In Chapter 6, Song analyzes the politics of labor market reform in Japan and Korea and considers the broader theoretical and empirical implications for institutional changes in the labor market and social protection. These two countries have been identified as primary examples of coordinated market economies confronting more pressure to reform their rigid labor market institutions in an era of globalization than a liberal market economy would face. The political and economic pressure promoted a series of reforms intended to solve economic distress and intensified market competition, although each country adopted a different approach that shaped the interests and strategies of employers, workers, and policy makers.

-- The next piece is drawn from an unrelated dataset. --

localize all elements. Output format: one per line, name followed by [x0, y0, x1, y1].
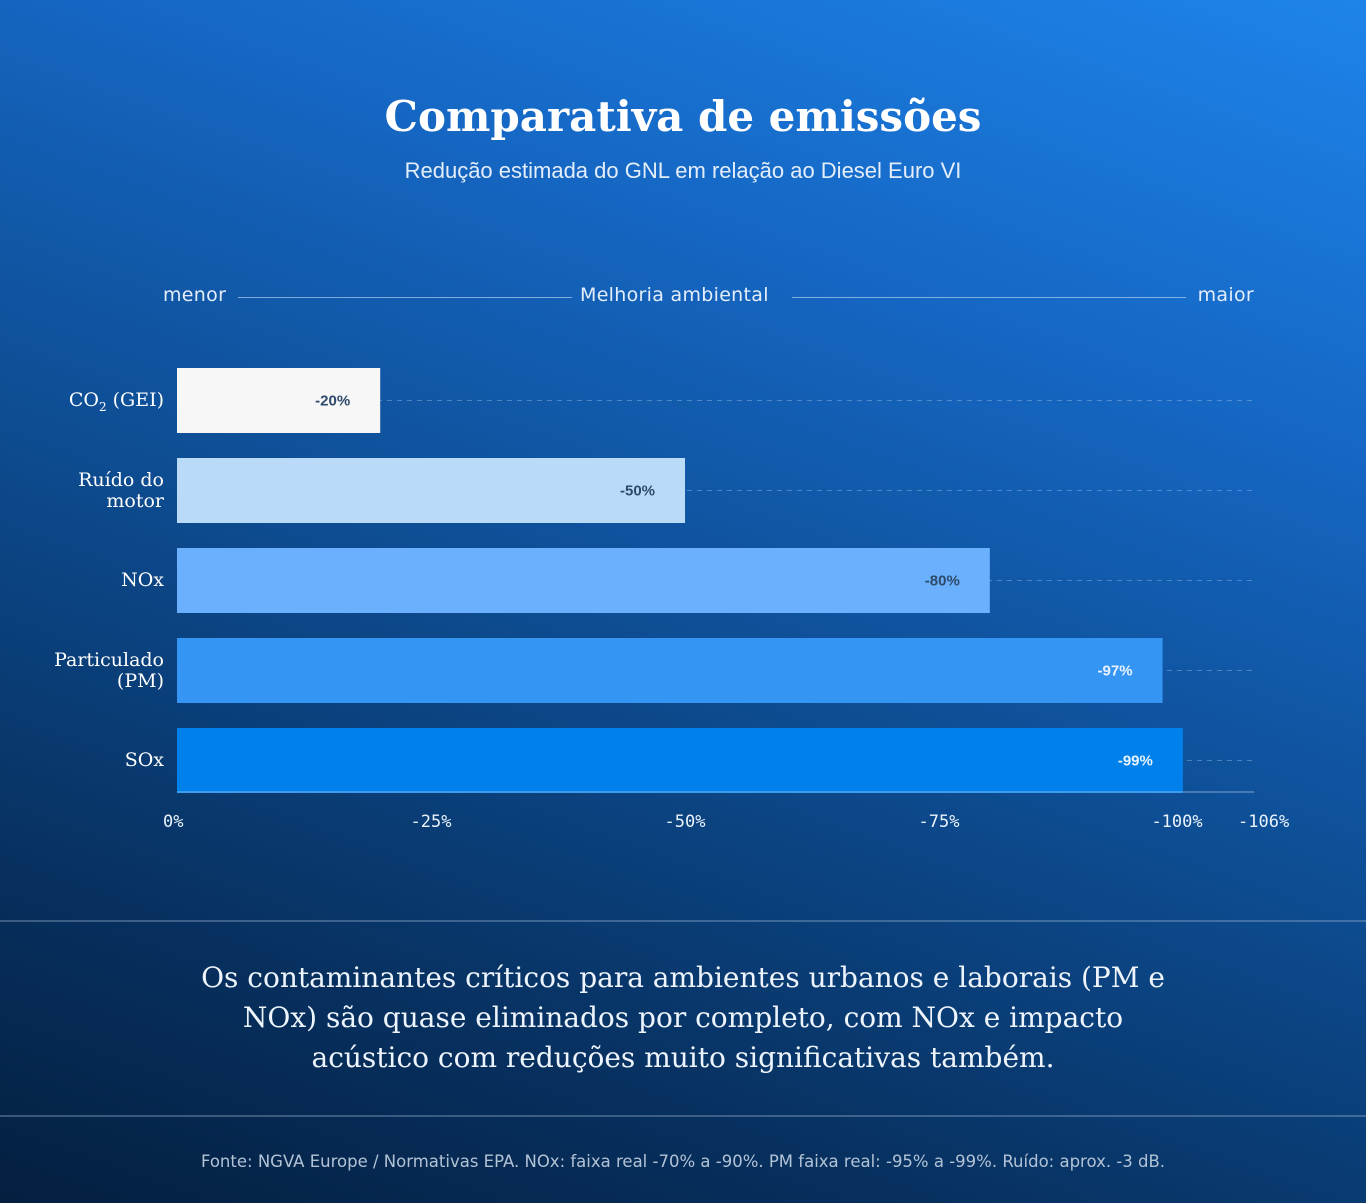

The book provides a broad perspective on the politics of labor market reform, employment status, firm size, gender, age group, economic disparity between the workers, liberalization, and the ways in which countries deal with the pressure for labor market reform in response to global and national crises. The author realizes that structural changes (aging of society, changing composition of the workforce, and globalization) in the national political economy may cause fundamental changes in the labor market and social protections, not only in Japan and Korea, but also in other advanced industrialized countries. However, these changes may shift the institutional arrangements of the labor market themselves, and may result in new political dynamics of labor market reform in the long term. The book is highly recommended for people interested in the politics of labor market reform, and it is an invitation for future scholars and researchers to explore recent economic reform politics, and consequences and implications for national political economies. I would particularly recommend this book to readers and researchers interested in empirical methods. It is well-written, well-planned, and rich in theoretical and practical interpretation. No doubt the issues raised enrich our ideas about the politics of labor market reform in response to global and national crises.